Не дожидаясь, пока Крессида объяснит причину своего возвращения, мисс Глори прошептала:

— Но наш друг художник будет очень рад. Он рвал на себе волосы от отчаяния и готов был мчаться в Паддингтон, услышав, что вы уехали. Осмелюсь заметить, его интерес к вам отнюдь не праздный. Любовь! Поверьте мне, деточка, это не что иное, как западня и иллюзия. Миссис Болтон, поскольку Крессида вернулась, я могу быть свободна?

— Нет, вы должны сделать кое-что еще. Как обычно. Я не могу рисковать жизнью этой девушки, — остановила ее Арабиа.

— Ха! — презрительно усмехнулась мисс Глори. — До сих пор она ходила по острию ножа, и вас это не заботило. Ну что ж, рискну еще раз своей не столь драгоценной для вас шкурой. У нее навязчивая идея, объяснила мисс Глори Крессиде, — что ее хотят отравить.

Крессида подумала, что подозрительность, не свойственная Арабии, и развившаяся вдруг мания преследования — единственные свидетельства ее нездорового состояния. Заметив напряженный взгляд Арабии, наблюдающей, как мисс Глори деликатно пригубила чай, попробовала омлет и кусочек тоста, Крессида укрепилась в мысли, что состояние психики старой леди вызывает серьезные опасения.

— Ну вот, я жива и прекрасно себя чувствую, — с ноткой злорадства сообщила мисс Глори, закончив дегустацию.

— Благодарю вас, Глория, вы храбры и великодушны. Пожалуйста, принесите омлет и чашку чая для мисс Баркли, ей необходимо подкрепиться. Кстати, Крессида, имейте в виду, сегодня придет мой адвокат. Я намерена дать указания об изменении завещания, и завтра он принесет новый вариант на подпись.

— Арабиа…

— Не возражайте, дорогая. Я была потрясена, когда вы сказали, что уезжаете, но даже тогда я не собиралась отказываться от своего плана. И больше ни слова об этом. Давайте пить чай и веселиться. Боже, как прекрасно снова обрести счастье!

Когда они выпили чай, Крессида сказала, что ей нужно спуститься вниз, к Джереми, и извиниться, что она не сможет поужинать с ним сегодня. Арабиа вцепилась в руку Крессиды. Страх снова исказил ее лицо.

— Только ненадолго, дорогая. Не оставляйте меня надолго одну.

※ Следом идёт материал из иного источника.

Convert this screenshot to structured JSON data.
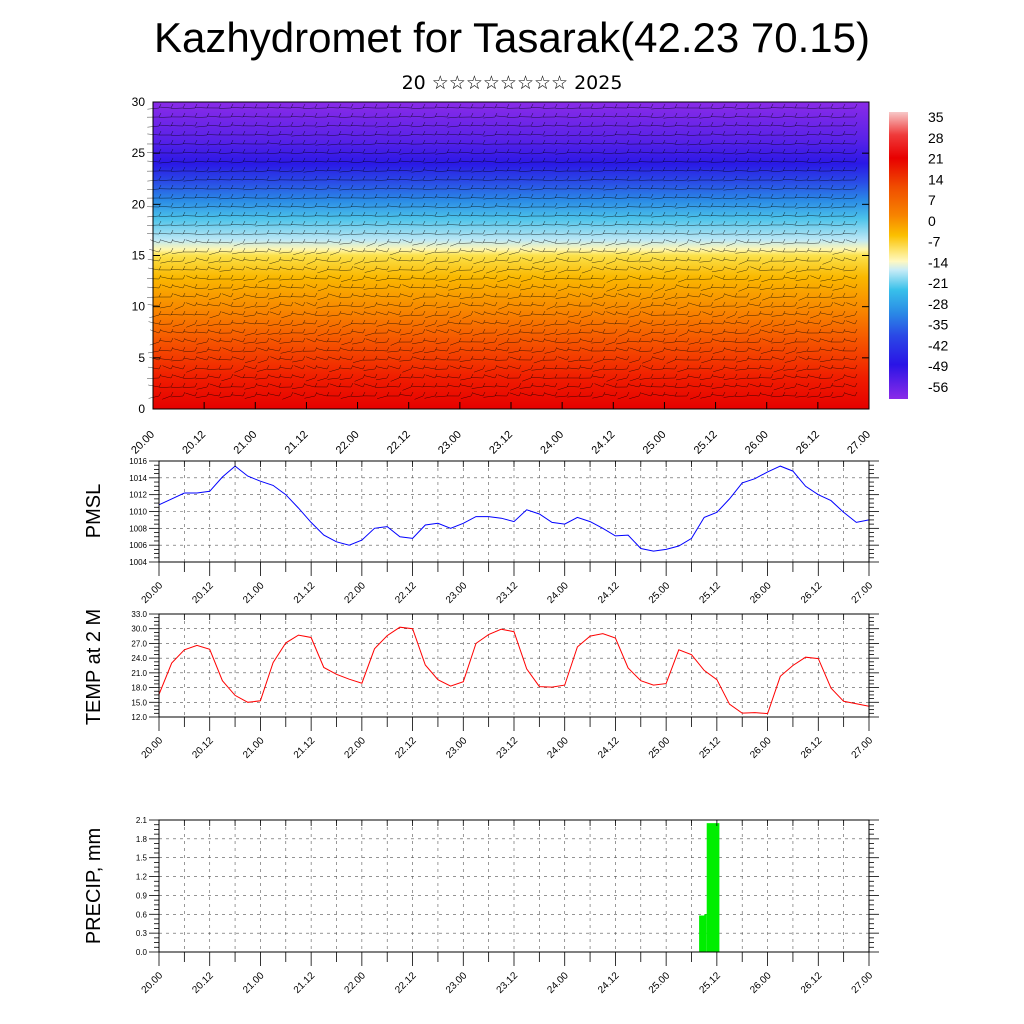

Крессида заверила ее, что скоро вернется, и ринулась вниз по лестнице. Она молила Бога, чтобы никто ее не увидел, но от вездесущего Даусона скрыться не удалось.

— Ба, кого я вижу! Мисс Баркли вернулась! — воскликнул он.

— Я кое-что забыла, — ответила Крессида насколько могла высокомерно.

— Добро пожаловать в осиное гнездо! Мама опять будет плохо спать ночами.

Крессида понимала, что должна быть благодарна семейству Стенхоп за беспокойство о ее благополучии, но ей претила их манера совать нос в чужие дела.

— Пусть миссис Стенхоп спит спокойно, — сказала она холодно. — Я вполне способна позаботиться о себе.

Но Крессида, конечно, преувеличивала. Не приди на помощь Винсент Моретти, она бы наверняка потеряла сознание, а может, и задохнулась. Но мысль о Даусоне и его шепчущей, назойливо-любопытной матери вызывала желание сбежать подальше от их навязчивой бдительности.

Слава Богу, дверь в квартиру Джереми была открыта. Стараясь унять сердцебиение, Крессида вошла.

— А вот и я.

Джереми стоял посреди комнаты в плаще, а на его волосах блестели капли дождя. Мимоза терлась у его ног, требуя внимания. Но Джереми, казалось, не замечал свою любимицу. И только извиняющийся голос Крессиды заставил его очнуться. Он вскинул голову, мрачность начала исчезать с его лица, а глаза заискрились радостью.

— Не делайте этого больше никогда! — Он бросился к Крессиде и, заключив девушку в объятия, осыпал поцелуями.